Are grinding over verb tables and repeating individual words from a recorder the most effective way to learn a new language?
A lot of language learning experts say “no.”
The words or phrases you memorize may help you do little to understand sentence structure and grammar, or how the literal meaning of a word may be different when using it in context.
The importance of conversation in language learning cannot be overstated. After all, one of the primary, perhaps the primary, motivations in learning a new language is to converse with others.
Conversing will actually give you more exposure to your new language.
Learning through conversation, such as the Berlitz Method®, is a successful way to reach your language learning goals.
Following are some tips that will help you converse sooner and better in the language you’re learning.
Throughout your day, try describing in your new language what you are seeing, doing or hearing. Sure, mistakes will happen and you’ll not understand how to say some things. But as you learn and converse these moments will become more and more infrequent. It’s important to speak out loud, this will help your pronunciation and sentence structure.
Try another way. There are many ways to say the same thing in almost every language. Give it another try using a different approach. This will also stimulate your creating thinking.
Learning practical phrases first will help you pick up others. Knowing how to say “where is the bathroom,” is a great start.

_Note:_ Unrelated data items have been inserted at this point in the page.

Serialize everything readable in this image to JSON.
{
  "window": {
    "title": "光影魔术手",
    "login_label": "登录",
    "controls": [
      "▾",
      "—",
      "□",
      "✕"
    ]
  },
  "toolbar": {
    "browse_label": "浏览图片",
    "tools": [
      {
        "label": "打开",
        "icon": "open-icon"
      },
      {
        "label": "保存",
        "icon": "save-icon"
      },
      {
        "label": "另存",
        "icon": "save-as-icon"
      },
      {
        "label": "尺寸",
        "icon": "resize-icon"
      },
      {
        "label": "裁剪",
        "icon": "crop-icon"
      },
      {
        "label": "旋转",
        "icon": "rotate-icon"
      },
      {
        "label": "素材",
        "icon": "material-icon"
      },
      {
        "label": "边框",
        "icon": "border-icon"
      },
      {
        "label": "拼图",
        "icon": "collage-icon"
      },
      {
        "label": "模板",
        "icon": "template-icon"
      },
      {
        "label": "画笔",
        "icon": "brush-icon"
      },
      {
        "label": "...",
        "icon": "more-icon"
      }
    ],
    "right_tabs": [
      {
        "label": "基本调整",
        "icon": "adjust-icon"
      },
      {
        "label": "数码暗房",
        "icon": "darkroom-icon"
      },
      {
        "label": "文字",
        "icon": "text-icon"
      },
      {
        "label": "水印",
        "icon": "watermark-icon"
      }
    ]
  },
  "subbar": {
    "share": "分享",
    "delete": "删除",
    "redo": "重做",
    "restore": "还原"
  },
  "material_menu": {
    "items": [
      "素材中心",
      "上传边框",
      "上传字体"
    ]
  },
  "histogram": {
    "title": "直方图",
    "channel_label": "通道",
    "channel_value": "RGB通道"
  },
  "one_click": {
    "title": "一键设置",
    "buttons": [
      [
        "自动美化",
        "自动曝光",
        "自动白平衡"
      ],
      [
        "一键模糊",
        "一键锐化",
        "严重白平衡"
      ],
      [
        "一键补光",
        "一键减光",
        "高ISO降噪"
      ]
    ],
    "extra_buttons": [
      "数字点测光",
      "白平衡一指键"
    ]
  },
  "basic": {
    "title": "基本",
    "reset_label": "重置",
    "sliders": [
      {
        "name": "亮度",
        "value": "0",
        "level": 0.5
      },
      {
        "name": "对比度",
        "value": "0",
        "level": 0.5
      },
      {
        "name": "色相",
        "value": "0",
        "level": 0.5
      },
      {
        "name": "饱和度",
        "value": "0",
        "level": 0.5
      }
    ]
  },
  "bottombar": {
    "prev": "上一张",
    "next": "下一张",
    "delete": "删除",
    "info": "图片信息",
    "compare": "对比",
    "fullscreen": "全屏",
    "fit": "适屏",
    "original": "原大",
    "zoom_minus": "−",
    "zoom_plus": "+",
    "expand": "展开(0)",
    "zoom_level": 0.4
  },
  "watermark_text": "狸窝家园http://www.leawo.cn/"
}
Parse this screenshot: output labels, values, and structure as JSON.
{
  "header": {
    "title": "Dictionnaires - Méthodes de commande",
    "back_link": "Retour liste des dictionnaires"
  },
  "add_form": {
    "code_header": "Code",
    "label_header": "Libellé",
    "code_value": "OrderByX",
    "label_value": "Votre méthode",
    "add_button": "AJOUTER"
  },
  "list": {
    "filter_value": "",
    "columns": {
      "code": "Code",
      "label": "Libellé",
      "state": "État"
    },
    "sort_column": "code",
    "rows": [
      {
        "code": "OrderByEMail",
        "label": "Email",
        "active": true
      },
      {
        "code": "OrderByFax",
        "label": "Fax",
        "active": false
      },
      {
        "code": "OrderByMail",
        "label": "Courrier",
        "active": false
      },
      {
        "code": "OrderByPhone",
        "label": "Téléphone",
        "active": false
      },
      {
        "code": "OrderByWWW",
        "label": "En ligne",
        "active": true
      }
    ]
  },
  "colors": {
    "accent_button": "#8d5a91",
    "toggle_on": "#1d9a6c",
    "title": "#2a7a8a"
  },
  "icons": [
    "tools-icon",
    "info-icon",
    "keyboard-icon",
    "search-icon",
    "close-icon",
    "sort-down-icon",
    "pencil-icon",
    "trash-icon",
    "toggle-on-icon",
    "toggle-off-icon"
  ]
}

Have the teacher constructively critique what you have said and how you could have said things better, but wait until your conversation is over. Constant correction may confuse or interrupt your train of thought. Maybe, try the conversation again using what you have learned.
This will help make your conversations more enjoyable.

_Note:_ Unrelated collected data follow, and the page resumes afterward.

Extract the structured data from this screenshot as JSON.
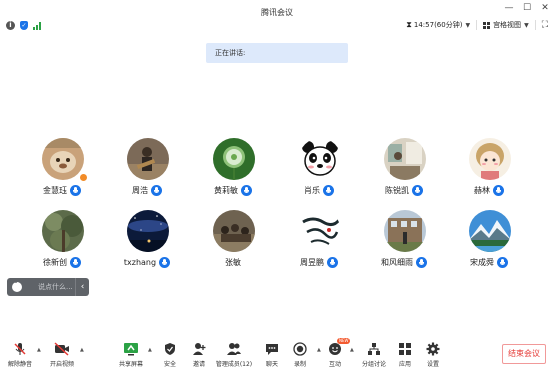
{
  "window": {
    "title": "腾讯会议"
  },
  "infobar": {
    "info_icon": "info-icon",
    "shield_icon": "shield-icon",
    "signal_icon": "signal-icon",
    "time": "14:57(60分钟)",
    "view_mode": "宫格视图"
  },
  "speaking": {
    "label": "正在讲话:"
  },
  "participants": [
    {
      "name": "金慧珏",
      "avatar": "avatar-plush-toy"
    },
    {
      "name": "周浩",
      "avatar": "avatar-guitarist"
    },
    {
      "name": "黄莉敏",
      "avatar": "avatar-dandelion"
    },
    {
      "name": "肖乐",
      "avatar": "avatar-panda"
    },
    {
      "name": "陈锐凯",
      "avatar": "avatar-room"
    },
    {
      "name": "赫林",
      "avatar": "avatar-cartoon-girl"
    },
    {
      "name": "徐新创",
      "avatar": "avatar-forest"
    },
    {
      "name": "txzhang",
      "avatar": "avatar-starry-sky"
    },
    {
      "name": "张敏",
      "avatar": "avatar-group-photo"
    },
    {
      "name": "周昱鹏",
      "avatar": "avatar-calligraphy"
    },
    {
      "name": "和风细雨",
      "avatar": "avatar-building"
    },
    {
      "name": "宋成舜",
      "avatar": "avatar-mountain"
    }
  ],
  "chat": {
    "placeholder": "说点什么..."
  },
  "toolbar": {
    "unmute": "解除静音",
    "start_video": "开启视频",
    "share_screen": "共享屏幕",
    "security": "安全",
    "invite": "邀请",
    "manage_members": "管理成员(12)",
    "chat": "聊天",
    "record": "录制",
    "reactions": "互动",
    "breakout": "分组讨论",
    "apps": "应用",
    "settings": "设置",
    "new_badge": "NEW",
    "end_meeting": "结束会议"
  },
  "colors": {
    "accent": "#1a73e8",
    "danger": "#e53935",
    "banner": "#dde9fb"
  }
}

Many TV cable systems offer foreign languages; check if yours provides your new language. A recent check of one cable network showed it offered foreign-language programming in six different languages. Watching will help you learn vocabulary, sentence structure, pacing and pronunciation, particularly true of news shows where speakers generally provide the most precise pronunciations. You can also get recorded books and other materials in many languages.

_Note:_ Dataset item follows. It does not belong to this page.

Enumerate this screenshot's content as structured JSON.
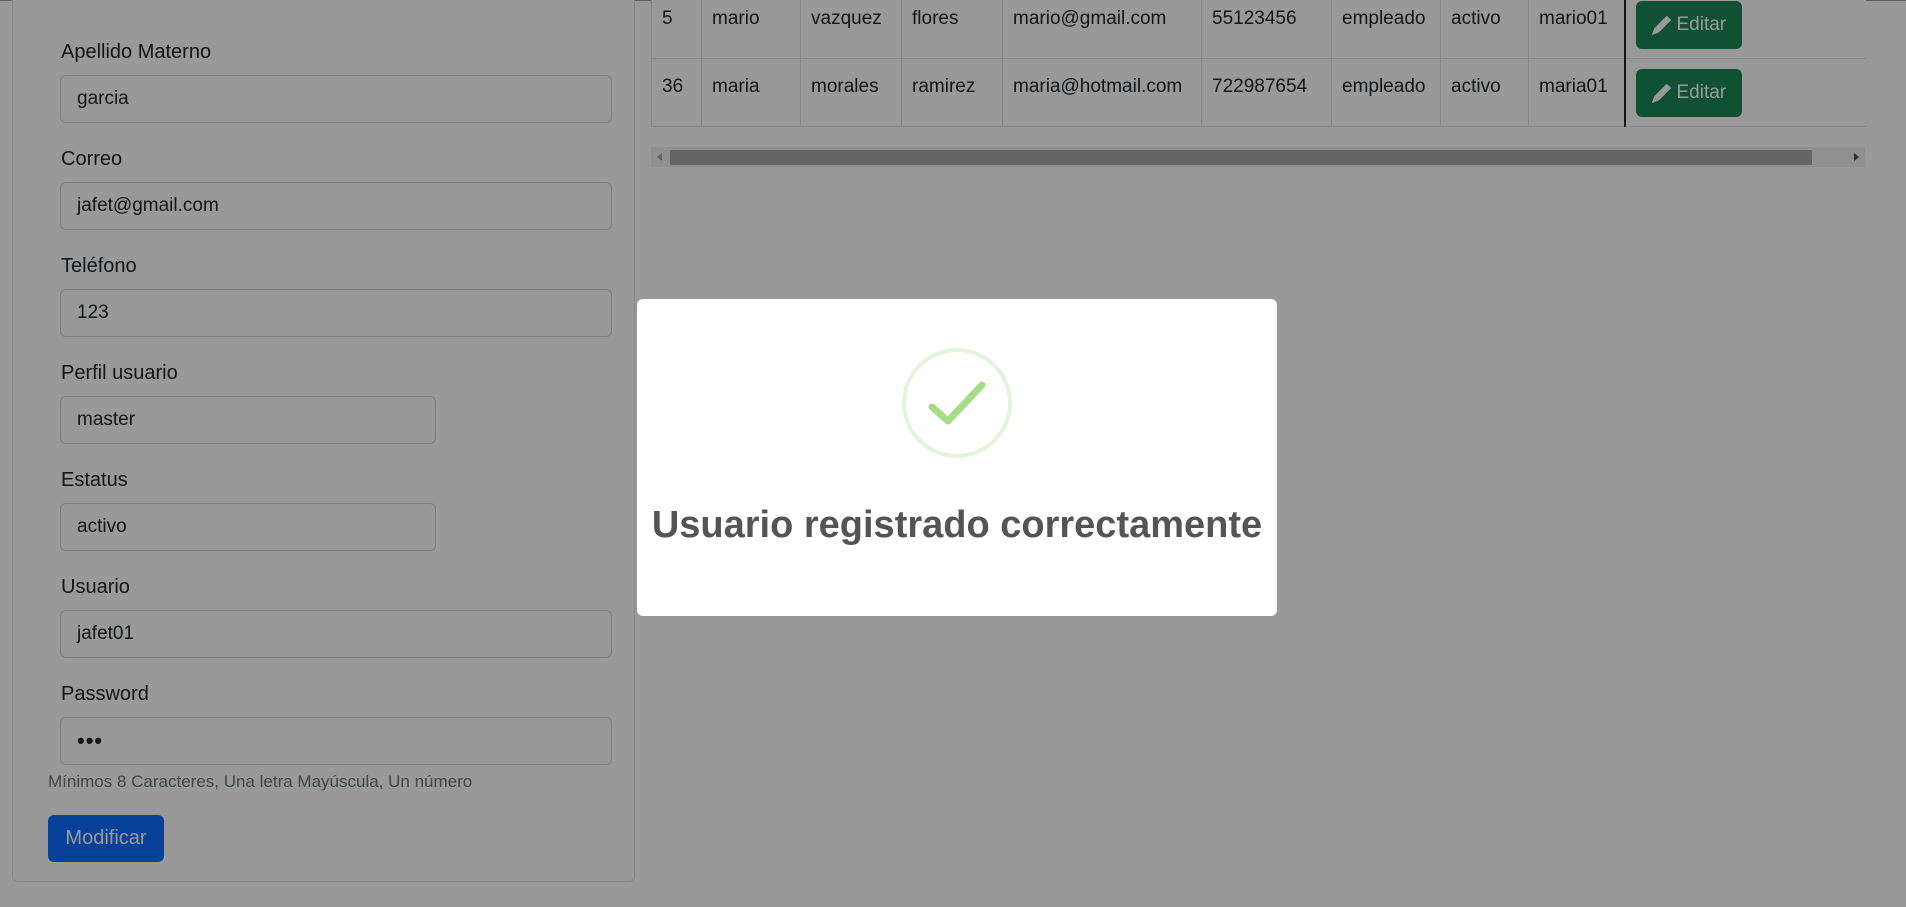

Pick a discussion topic and tape the conversation; don’t just read it. Play it back, critique yourself and try again.
This is fairly simple if you’re in a class. If not, there are still lots of opportunities. Many cities and towns have cultural organizations and societies where you meet and not only speak, but learn the area’s culture. Some even offer discussion groups.
Look hard enough, and you can also find everyday people who speak the language of your choice. One Italian student reported meeting several people, including a restaurant owner, who were happy to practice with him.
Just remember that speaking is not recitation. You have to practice speaking, to actually converse.